Shares of all three have tumbled since they began trading, although Slack's shares were rallying Wednesday ahead of their first "earnings" report as a public company. That seems a bit odd to me. I've often referred to Slack as little more than AOL Instant Messenger on steroids.
The trade-induced volatility that whipsawed markets over the summer will continue in September, Jon Corpina, senior managing partner at Meridian Equity Partners, told CNN Business' Alison Kosik on the digital live show Markets Now.
"We're still talking about China and tariffs, we're still talking about the Fed and interest rates," Corpina said. "I think September will be a choppy month for us."
Going forward, China will continue to be the main focus for investors, while stocks will likely remain sensitive to global headlines.
The Federal Reserve recently cut interest rates for the first time since the financial crisis in 2008. It meets again on September 18, and is expected to cut rates again, according to the CME's FedWatch tool.
By midday, the Dow and the broader stock market had held on to their strong gain in a recovery from Tuesday's thrashing.

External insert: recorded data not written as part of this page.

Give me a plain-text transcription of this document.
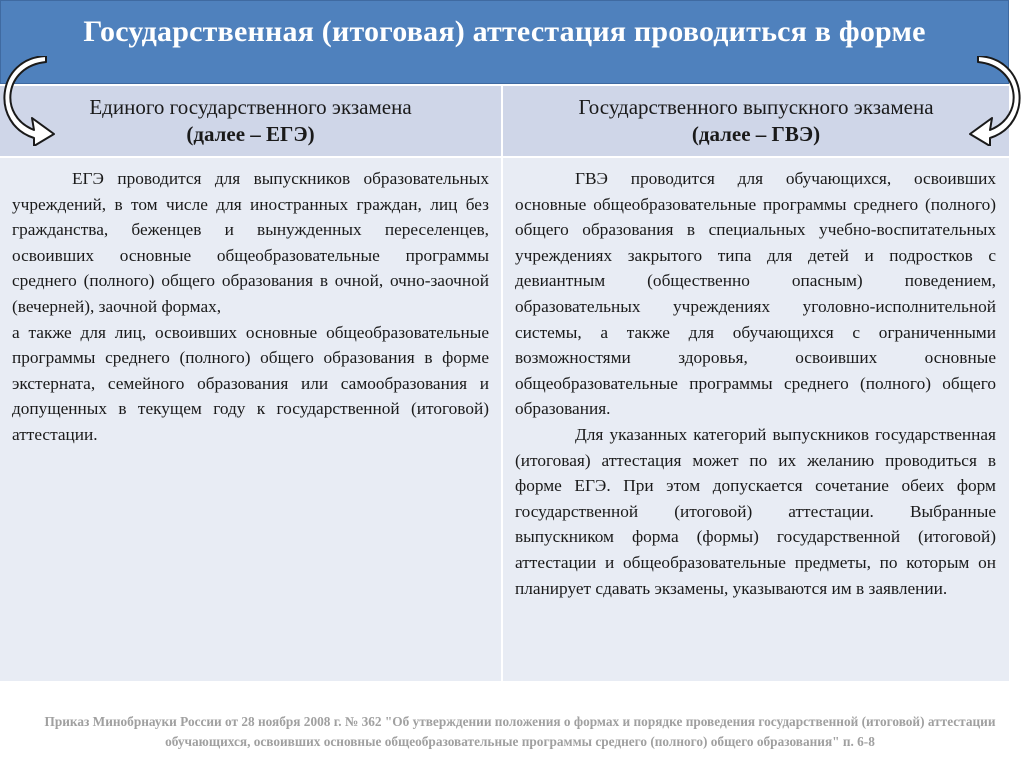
Государственная (итоговая) аттестация проводиться в форме
Единого государственного экзамена
(далее – ЕГЭ)
Государственного выпускного экзамена
(далее – ГВЭ)

ЕГЭ проводится для выпускников образовательных учреждений, в том числе для иностранных граждан, лиц без гражданства, беженцев и вынужденных переселенцев, освоивших основные общеобразовательные программы среднего (полного) общего образования в очной, очно-заочной (вечерней), заочной формах,

а также для лиц, освоивших основные общеобразовательные программы среднего (полного) общего образования в форме экстерната, семейного образования или самообразования и допущенных в текущем году к государственной (итоговой) аттестации.

ГВЭ проводится для обучающихся, освоивших основные общеобразовательные программы среднего (полного) общего образования в специальных учебно-воспитательных учреждениях закрытого типа для детей и подростков с девиантным (общественно опасным) поведением, образовательных учреждениях уголовно-исполнительной системы, а также для обучающихся с ограниченными возможностями здоровья, освоивших основные общеобразовательные программы среднего (полного) общего образования.

Для указанных категорий выпускников государственная (итоговая) аттестация может по их желанию проводиться в форме ЕГЭ. При этом допускается сочетание обеих форм государственной (итоговой) аттестации. Выбранные выпускником форма (формы) государственной (итоговой) аттестации и общеобразовательные предметы, по которым он планирует сдавать экзамены, указываются им в заявлении.

Приказ Минобрнауки России от 28 ноября 2008 г. № 362 "Об утверждении положения о формах и порядке проведения государственной (итоговой) аттестации обучающихся, освоивших основные общеобразовательные программы среднего (полного) общего образования" п. 6-8
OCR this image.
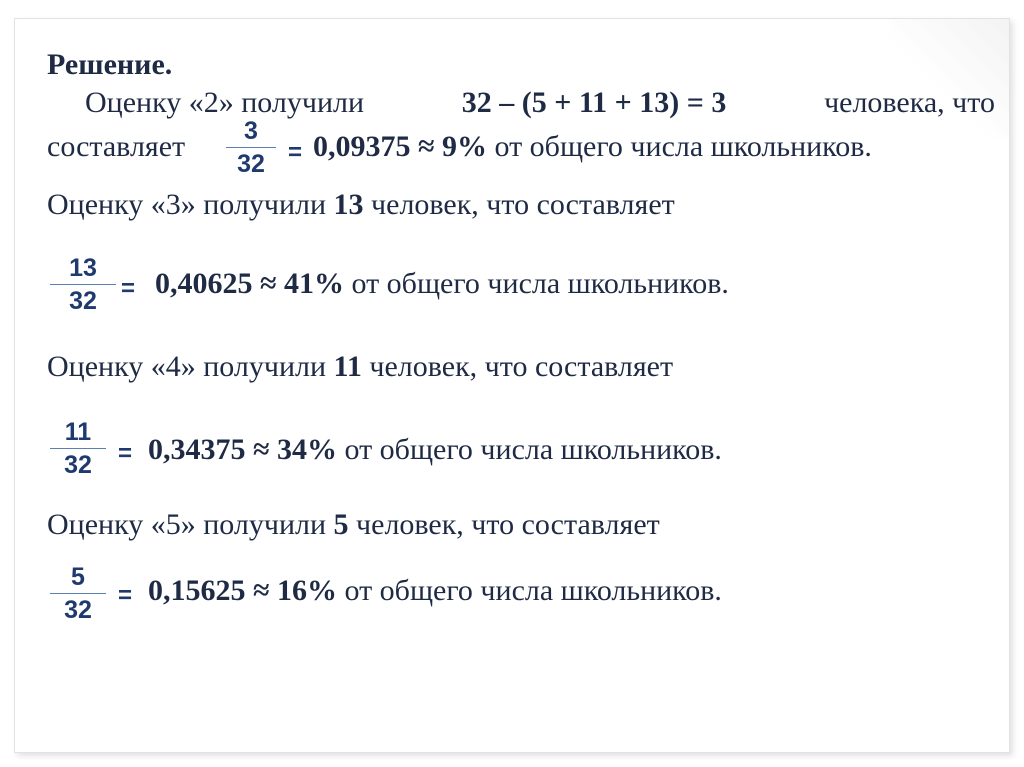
Решение.
Оценку «2» получили	32 – (5 + 11 + 13) = 3	человека, что
составляет	3
32 = 0,09375 ≈ 9% от общего числа школьников.
Оценку «3» получили 13 человек, что составляет
13
32	= 0,40625 ≈ 41% от общего числа школьников.
Оценку «4» получили 11 человек, что составляет
11
32	= 0,34375 ≈ 34% от общего числа школьников.
Оценку «5» получили 5 человек, что составляет
5
32
= 0,15625 ≈ 16% от общего числа школьников.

Investor sentiment was helped by developments in Hong Kong overnight, where a controversial extradition bill that started the city's protests will reportedly be withdrawn.
Wall Street is benefiting from the broad uptick global market sentiment. The remarks from Hong Kong’s Lam should in a roundabout way assist help the US-China trade talks, as previously, President Trump called on Beijing to behave in a ‘humane’ fashion in relation to the situation," wrote David Madden, market analyst at CMC Markets, in a note.
The United States economy will grind to a near-halt just before the 2020 presidential election because of the trade war with China, UBS warned.
The increasingly pessimistic Swiss bank slashed its GDP forecast for the first quarter to 0.5%, and to 0.3% for the second quarter. That would mark a sharp slowdown from growth of 3.1% during the first three months of 2019.
"A further shock to the economy could result in contraction," UBS chief US economist Seth Carpenter wrote in a report on Monday.
The report, titled "Tariffs take us to the brink of recession," blamed the looming slowdown on the escalating trade battle with China. UBS dimmed its forecast for consumer and business spending as well as job growth.
"This forecast puts the specter of a recession front and center," Carpenter wrote.
Trade war fears were amplified on Monday by a new report showing that US manufacturing activity contracted in August for the first time in three years. Reflecting the impact from tariffs, new export orders plunged to the weakest level since 2009.
UBS warned that the trade war could cause a drop in oil prices that sets off a recession in the United States, which is the world's leading oil producer.
"The slower the growth of the economy, the smaller the shock of any kind is needed to tip an economy into a recession," Carpenter wrote.
US stocks bounced higher at Wednesday’s open, clawing back ground after Tuesday’s losses.
The Dow opened 0.8%, or 200 points, higher.
The S&P 500 rose 0.7%.
The Nasdaq Composite kicked off 0.9% higher.
Shares of Starbucks (SBUX) dropped more than 2% at the opening bell, after the company lowered its outlook for next year.
American Eagle (AEO) also downgraded its outlook. Its stocks opened 11% lower.
Starbucks (SBUX) shares slumped more than 3% in early trading after it said its 2020 earnings growth won't be as strong as expected.
The world's largest coffee chain said 2020 growth will be below its original forecast of 10% or more. Starbucks revealed the updated forecast in a presentation at the Goldman Sachs Global Retailing Conference.
The stock is up 45% for the year. Starbucks' next earnings release will be in late October.
The US trade deficit decreased to $54 billion in July as exports went up and imports went down, according to the Bureau of Economic Analysis.
That is a drop of $1.5 billion versus June, but less than economists had expected.
Stock futures remained upbeat following the data release.